Harriet's Garden is one of the hidden gems at Falls Park. If you don't know it's there, you may never stumble upon it. The garden is named in honor of Harriet Wyche, who was instrumental in establishing and developing Falls Park. Harriet's Garden hosts the Rose Crystal Tower, which you can learn more about under Art in the Park. Visitors can find the garden behind the West End Market in Greenville.
Pedrick's Garden is a two-acre garden near the west end of Falls Park and adjacent to Harriet's Garden. There you can enjoy raised flower beds, a seating lawn, pedestrian bridge, and the lovely Sunflower Fountain. Pedrick was an essential figure in the restoring of Falls Park.
Little Falls Park
Little Falls Park is a quaint and nearly hidden section of Falls Park located at the original site of the 1929 Furman Universities arboretum. There you will find small streams, cascading waterfalls, terraced paths, green foliage, stone walls, and mysterious portals behind rod iron gates.
Art in the Park
Falls Park has a fine collection of art created by world-renown artisans. Below are four pieces worth note.
The Rose Crystal Tower, also known as the Chihuly sculpture, can be viewed in Harriet's Garden in Falls Park. The glass sculpture "was designed to evoke the essence of [Harriet] Wyche's favorite flower – the rose," according to Greenville News. Artist Dale Chihuly created the rose-colored glass sculpture from crystal-shaped Polyvitro pieces. The 22-foot tall tower is a sight to behold.
Falls Lake Falls is a reflection pool adorned with a 16-foot bronze sculpture located near the Main Street entrance to Falls Park. The sculpture by world-renown artist Bryan Hunt is one of three in a series and the only one located in our continent. The art piece symbolizes the naturally occurring falls located in the heart of the park.
Untitled 2002-2003 is a unique sculpture designed by artist Joel Shapiro in the modern art tradition. The statue is sometimes referred to as the dancing or running sculpture. It is located on the other side the Liberty Bridge when you enter the park from Main Street.

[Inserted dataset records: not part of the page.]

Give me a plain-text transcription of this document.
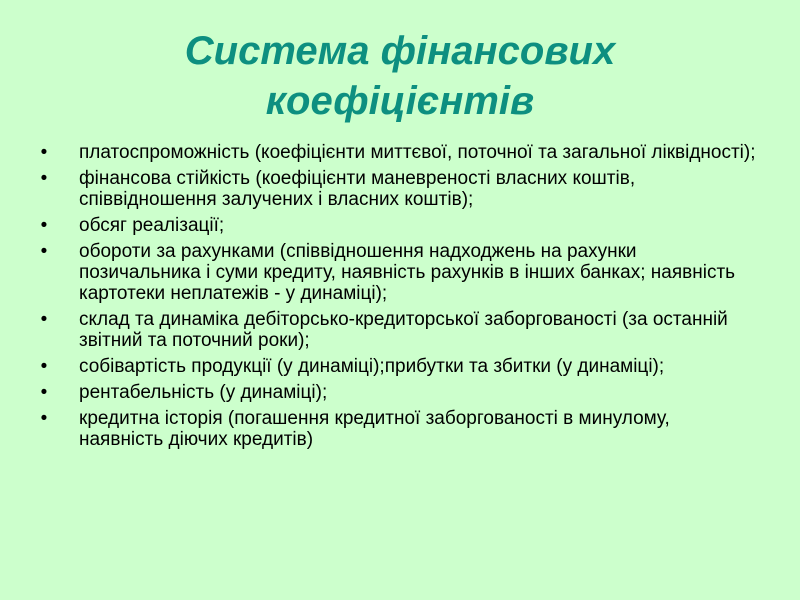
Система фінансових коефіцієнтів
• платоспроможність (коефіцієнти миттєвої, поточної та загальної ліквідності);
• фінансова стійкість (коефіцієнти маневреності власних коштів, співвідношення залучених і власних коштів);
• обсяг реалізації;
• обороти за рахунками (співвідношення надходжень на рахунки позичальника і суми кредиту, наявність рахунків в інших банках; наявність картотеки неплатежів - у динаміці);
• склад та динаміка дебіторсько-кредиторської заборгованості (за останній звітний та поточний роки);
• собівартість продукції (у динаміці);прибутки та збитки (у динаміці);
• рентабельність (у динаміці);
• кредитна історія (погашення кредитної заборгованості в минулому, наявність діючих кредитів)
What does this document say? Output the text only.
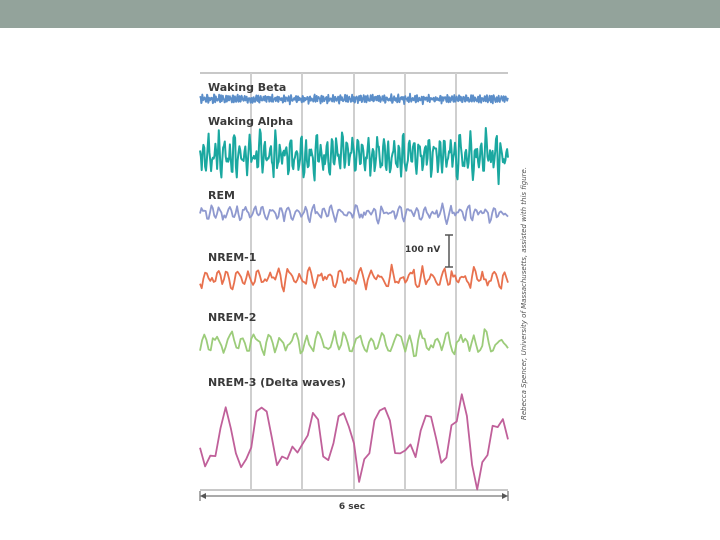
Waking Beta
Waking Alpha
REM
NREM-1
NREM-2
NREM-3 (Delta waves)
100 nV
6 sec
Rebecca Spencer, University of Massachusetts, assisted with this figure.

Sunflower Fountain is a cast bronze sculpture fountain adorned with sunflower-like spirals that spurt water out of the center. The fountain is located in Pedrick's Garden where you can also see the Sunflower Circle and Sunflower Lawn. The fountain was designed to honor Pedrick's favorite flower: the sunflower.
The Restaurants of Falls Parks
No trip to Greenville is complete without enjoying some local eats and treats. The Falls Park will not leave you disappointed in this area. Besides the numerous specialty eateries located in walking distances from Falls Park in the downtown area, there are options located in Falls Park.
Mary's Restaurant serves hungry customers in the historic Falls Cottage. Diners can enjoy a gourmet lunch, a weekend brunch, or schedule a private dinner event. Plan your visit carefully as the award-winning Mary's Restaurant has limited hours.
Passerelle Bistro is a casual French bistro located on the upper grounds of Falls Park. There you can dine under cover or in the open air enjoying the bustle of downtown Greenville and a view of the Falls. The bistro serves fresh and seasonal dishes with iconic French dishes like croque monsieur, ratatouille, and escargot.
Spill the Beans is the perfect place to grab some smooth coffee or premium custom-blended ice cream before you set out to walk through Falls Park. It is located near the Main Street entrance.
Enjoy Falls Park Everyday
When you live or work in Greenville, South Carolina, Falls Park on the Reedy River can be yours as often as you like. Soak up some sunshine, get some much-needed exercise, and enjoy the beauty. You can not exhaust this jewel as each visit reveals a new facet of its glory and grace.